宝钗突然晕厥,腕间溃烂处渗出的金液,在青砖上凝成安南文字:\"腊月廿三,换子事成。\"
太医院偏院的药吊子冒着青烟,黛玉掀开陶盖。褐液中浮出的金屑拼出盐引纹样,太医银针探毒时骇然变色:\"这乌头汁混着暹罗金粉,竟是解百毒的奇方!\"
宝玉撞翻药柜,暗格中《禁方录》残页飘落。褪色的\"金尘入髓\"四字旁,朱批小楷写着:\"此症十年可愈,需佐滇南孔雀石粉。\"院判突然跪地,袖中抖出的翡翠耳坠断口处,血丝显出海盐结晶的纹路。
窗外老鸹惊飞,黛玉耳后莲纹突现金光,在药气中映出林如海戍边时的战旗图腾。
水师旗舰劈开惊涛,黛玉扶舷远眺。暹罗使船的白帆刺破雾霭,船头莲花纹机关迸裂时,三百卷《金刚经》倾泻甲板。经页间的血指印遇潮显形,螺纹竟与贾政端砚雕花完全一致。
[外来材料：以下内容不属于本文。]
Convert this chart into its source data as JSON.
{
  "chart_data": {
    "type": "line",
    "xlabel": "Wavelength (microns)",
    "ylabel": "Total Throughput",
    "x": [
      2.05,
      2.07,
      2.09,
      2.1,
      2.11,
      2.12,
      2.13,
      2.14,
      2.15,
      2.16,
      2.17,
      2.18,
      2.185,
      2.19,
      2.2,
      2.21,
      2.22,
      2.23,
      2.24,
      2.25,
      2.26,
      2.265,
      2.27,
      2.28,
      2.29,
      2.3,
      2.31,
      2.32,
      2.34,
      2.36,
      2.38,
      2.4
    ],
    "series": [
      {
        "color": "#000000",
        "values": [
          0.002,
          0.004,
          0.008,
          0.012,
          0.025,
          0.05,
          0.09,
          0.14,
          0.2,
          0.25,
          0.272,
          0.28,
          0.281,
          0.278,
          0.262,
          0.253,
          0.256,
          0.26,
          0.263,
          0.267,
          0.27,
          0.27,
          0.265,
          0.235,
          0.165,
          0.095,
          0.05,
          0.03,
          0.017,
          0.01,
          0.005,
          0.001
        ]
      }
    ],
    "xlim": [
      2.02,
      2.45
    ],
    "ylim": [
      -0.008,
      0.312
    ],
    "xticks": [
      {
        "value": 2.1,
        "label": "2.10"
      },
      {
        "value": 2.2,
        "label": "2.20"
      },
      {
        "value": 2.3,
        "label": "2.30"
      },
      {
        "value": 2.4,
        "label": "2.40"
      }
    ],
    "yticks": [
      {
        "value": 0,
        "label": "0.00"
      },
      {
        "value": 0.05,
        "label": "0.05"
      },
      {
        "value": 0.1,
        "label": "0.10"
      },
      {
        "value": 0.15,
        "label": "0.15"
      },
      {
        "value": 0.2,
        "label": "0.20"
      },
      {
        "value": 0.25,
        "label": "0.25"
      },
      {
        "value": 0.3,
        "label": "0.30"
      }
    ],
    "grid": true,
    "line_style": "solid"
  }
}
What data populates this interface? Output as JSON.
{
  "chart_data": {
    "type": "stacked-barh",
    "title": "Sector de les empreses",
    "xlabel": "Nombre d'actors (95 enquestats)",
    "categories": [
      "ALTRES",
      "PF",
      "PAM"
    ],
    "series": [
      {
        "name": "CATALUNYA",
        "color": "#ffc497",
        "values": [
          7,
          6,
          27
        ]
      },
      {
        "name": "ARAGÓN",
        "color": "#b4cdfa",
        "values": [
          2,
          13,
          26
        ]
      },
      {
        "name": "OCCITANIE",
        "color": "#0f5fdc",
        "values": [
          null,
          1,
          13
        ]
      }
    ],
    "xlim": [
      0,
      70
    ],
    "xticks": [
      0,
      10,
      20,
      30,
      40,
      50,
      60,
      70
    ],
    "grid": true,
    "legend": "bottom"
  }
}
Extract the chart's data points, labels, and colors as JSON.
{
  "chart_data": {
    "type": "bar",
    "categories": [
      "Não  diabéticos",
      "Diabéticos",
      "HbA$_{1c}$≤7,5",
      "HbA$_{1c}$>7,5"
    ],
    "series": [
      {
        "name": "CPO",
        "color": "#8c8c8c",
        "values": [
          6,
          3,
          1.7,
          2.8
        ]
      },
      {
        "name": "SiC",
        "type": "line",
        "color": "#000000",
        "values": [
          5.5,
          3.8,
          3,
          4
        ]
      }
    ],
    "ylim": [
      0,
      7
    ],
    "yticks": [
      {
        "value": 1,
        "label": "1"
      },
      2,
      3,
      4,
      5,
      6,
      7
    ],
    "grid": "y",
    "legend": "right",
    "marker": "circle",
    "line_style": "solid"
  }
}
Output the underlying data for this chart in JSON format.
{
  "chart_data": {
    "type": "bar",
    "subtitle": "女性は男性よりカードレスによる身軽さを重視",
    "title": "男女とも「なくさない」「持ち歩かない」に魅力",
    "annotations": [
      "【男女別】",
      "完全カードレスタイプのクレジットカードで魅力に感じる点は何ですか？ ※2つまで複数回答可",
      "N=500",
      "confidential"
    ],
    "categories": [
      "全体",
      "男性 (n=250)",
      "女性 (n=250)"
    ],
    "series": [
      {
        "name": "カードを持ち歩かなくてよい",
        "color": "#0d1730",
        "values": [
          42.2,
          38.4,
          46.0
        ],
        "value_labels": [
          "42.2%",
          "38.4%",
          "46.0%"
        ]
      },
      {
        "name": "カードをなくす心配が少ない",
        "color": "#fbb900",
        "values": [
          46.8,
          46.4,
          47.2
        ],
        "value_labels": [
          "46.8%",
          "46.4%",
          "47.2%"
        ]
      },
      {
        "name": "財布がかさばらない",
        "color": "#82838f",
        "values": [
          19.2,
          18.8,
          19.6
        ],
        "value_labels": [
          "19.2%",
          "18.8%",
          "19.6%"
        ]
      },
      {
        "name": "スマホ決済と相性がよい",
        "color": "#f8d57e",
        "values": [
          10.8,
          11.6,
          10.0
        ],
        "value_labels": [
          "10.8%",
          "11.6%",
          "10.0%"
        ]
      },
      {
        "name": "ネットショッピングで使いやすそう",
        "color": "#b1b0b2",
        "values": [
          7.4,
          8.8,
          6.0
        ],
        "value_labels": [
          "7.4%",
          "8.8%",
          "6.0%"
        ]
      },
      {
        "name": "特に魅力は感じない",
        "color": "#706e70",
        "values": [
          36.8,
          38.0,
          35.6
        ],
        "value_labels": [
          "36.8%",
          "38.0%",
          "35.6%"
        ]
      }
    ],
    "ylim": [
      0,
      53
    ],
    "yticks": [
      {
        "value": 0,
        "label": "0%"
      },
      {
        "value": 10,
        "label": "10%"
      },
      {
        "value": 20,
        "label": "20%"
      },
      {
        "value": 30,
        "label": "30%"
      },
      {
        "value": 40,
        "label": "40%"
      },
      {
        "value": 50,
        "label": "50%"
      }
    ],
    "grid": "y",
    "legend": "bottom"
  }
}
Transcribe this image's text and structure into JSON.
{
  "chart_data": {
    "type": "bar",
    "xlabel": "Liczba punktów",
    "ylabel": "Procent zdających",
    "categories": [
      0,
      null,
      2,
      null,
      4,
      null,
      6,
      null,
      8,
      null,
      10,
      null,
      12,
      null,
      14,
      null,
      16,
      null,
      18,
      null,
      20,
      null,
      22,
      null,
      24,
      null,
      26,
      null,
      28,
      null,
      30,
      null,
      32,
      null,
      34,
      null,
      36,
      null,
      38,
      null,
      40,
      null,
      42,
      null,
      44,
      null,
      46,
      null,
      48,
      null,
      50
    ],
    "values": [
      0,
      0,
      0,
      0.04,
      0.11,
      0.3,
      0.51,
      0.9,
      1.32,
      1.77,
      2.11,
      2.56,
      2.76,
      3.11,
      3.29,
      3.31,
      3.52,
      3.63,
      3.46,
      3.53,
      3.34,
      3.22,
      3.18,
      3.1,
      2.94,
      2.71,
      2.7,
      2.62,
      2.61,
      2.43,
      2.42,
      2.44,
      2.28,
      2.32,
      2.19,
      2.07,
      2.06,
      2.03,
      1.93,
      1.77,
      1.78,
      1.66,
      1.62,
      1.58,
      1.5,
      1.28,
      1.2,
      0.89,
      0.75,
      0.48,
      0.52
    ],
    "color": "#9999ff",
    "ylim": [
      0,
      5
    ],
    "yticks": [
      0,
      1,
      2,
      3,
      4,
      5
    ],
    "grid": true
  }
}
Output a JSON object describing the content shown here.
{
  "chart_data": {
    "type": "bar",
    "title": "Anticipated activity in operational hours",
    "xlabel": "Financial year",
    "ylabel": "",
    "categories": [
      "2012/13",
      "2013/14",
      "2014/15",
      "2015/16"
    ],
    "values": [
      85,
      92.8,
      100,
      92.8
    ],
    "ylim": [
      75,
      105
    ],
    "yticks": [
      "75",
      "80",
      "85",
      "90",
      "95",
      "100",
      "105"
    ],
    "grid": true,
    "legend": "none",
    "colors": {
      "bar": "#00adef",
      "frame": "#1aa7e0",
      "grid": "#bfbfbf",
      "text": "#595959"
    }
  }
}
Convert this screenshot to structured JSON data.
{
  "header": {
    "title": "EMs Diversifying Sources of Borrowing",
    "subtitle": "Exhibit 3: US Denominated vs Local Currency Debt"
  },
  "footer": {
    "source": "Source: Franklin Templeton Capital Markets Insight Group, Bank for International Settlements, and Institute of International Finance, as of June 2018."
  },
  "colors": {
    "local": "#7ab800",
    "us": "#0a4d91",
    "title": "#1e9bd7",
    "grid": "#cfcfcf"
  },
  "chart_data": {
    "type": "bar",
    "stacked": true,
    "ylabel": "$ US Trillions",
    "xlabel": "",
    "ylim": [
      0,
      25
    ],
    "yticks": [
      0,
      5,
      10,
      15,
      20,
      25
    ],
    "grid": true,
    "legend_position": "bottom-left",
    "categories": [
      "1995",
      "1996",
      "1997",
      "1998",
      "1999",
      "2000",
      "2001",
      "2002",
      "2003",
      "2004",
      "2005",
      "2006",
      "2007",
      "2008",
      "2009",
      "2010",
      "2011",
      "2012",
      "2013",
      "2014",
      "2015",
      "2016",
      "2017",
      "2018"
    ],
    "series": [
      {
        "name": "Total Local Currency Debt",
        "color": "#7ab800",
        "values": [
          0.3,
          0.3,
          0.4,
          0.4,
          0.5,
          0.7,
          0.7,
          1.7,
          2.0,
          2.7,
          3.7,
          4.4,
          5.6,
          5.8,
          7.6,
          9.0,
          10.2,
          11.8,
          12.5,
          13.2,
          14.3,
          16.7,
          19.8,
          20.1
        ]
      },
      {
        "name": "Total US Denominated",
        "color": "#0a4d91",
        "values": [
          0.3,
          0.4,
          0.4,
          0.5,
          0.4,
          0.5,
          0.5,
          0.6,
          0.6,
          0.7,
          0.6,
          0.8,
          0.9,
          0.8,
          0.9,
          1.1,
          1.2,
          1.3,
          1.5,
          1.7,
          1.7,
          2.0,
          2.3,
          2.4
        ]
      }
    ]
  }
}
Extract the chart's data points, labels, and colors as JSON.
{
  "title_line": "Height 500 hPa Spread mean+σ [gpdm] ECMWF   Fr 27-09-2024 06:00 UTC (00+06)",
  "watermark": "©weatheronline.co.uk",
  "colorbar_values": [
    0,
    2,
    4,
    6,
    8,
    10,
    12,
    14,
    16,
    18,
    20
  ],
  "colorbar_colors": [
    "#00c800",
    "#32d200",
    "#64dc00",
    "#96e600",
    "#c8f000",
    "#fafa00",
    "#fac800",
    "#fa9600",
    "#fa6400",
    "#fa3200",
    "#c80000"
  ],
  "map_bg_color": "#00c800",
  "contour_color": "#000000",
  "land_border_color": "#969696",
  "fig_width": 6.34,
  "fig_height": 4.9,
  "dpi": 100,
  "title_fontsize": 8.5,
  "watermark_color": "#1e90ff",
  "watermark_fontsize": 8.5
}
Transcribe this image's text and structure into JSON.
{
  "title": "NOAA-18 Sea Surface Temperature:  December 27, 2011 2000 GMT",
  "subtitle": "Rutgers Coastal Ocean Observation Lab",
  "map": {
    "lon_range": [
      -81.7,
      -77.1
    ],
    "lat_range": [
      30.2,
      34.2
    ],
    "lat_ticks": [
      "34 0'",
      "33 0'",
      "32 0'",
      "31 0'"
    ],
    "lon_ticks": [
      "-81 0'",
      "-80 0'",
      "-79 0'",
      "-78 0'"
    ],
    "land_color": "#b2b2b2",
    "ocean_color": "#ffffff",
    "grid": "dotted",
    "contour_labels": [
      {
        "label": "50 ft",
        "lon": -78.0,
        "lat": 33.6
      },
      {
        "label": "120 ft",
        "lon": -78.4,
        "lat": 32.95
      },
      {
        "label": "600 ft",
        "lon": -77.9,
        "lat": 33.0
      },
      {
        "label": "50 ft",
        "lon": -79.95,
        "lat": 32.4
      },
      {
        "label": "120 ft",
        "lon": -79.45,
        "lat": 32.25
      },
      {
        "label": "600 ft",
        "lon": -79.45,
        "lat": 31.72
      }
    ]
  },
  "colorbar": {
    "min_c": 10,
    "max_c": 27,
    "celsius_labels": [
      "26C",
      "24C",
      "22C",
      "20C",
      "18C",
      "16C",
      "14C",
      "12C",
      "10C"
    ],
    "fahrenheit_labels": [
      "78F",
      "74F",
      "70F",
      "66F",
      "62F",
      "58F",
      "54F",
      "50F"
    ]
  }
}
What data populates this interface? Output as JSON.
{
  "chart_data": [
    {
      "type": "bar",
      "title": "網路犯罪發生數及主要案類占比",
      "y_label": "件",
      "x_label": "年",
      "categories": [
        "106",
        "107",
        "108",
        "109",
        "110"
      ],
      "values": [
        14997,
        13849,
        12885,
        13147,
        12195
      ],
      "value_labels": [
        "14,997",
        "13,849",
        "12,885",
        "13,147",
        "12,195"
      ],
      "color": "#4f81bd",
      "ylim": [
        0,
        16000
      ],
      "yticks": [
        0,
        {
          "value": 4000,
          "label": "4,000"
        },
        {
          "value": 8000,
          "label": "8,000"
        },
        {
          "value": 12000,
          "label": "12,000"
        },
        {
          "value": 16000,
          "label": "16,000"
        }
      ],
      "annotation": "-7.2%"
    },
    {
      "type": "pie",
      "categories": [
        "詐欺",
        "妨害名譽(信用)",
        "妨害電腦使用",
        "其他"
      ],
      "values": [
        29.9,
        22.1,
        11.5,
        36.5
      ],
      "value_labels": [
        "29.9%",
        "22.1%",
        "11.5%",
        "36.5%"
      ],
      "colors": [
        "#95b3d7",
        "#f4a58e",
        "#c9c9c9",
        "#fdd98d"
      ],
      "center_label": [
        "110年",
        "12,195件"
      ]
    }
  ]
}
\"锚链有蹊跷!\"宝玉的西洋镜照向精铁环扣,内侧微雕的霹雳炮图与工部存档严丝合合。飓风掀起巨浪时,染金绸缎舒展如幡,金线\"敏\"字下压着的,竟是林如海盔甲残片。
宝钗咳出的血珠卷入漩涡,在暮色里拼出安南文字:\"以盐换炮,腊月交割。\"
林氏宗祠的晨钟撞散残雾,黛玉将染金襁褓供上蟠龙香案。翡翠长命锁嵌入玉牒的刹那,机关轰响中血书舒展:\"吾以女易子,非图私利,唯护漕运命脉。\"每个血字嵌着的盐粒,正是扬州特产的\"雪花盐\"。
贾母踉跄撞破朱门,断簪划出的裂痕里掉出兵部密令。林如海的字迹在朝霞中泣血:\"盐政崩坏,唯以婴孩为质,可保江南三载太平。\"宝玉解开贴身荷包,半枚耳坠与锁片严丝合合,断口处的安南文字译作:\"天网终不漏。\"
黛玉将辽东乌头投入熔炉,青烟里金线重组成戍边将士的英姿。染金襁褓在烈焰中化作灰烬,却在《林氏族谱》末页凝成工笔小像。宝玉拾起未化的翡翠残片,裂纹中的婴孩轮廓渐次清晰——耳后淡去的金痕,终成莲纹一点。
五更鼓声里,宝钗腕间溃痕尽褪,太医把脉惊呼:\"这脉象竟似老树抽新!\"檐角铁马叮咚,海风卷着灰烬掠过宗祠。当水师旌旗直指南洋,那个本该姓林的婴孩,终在《盐政疏议》的墨香里洗净二十年风尘。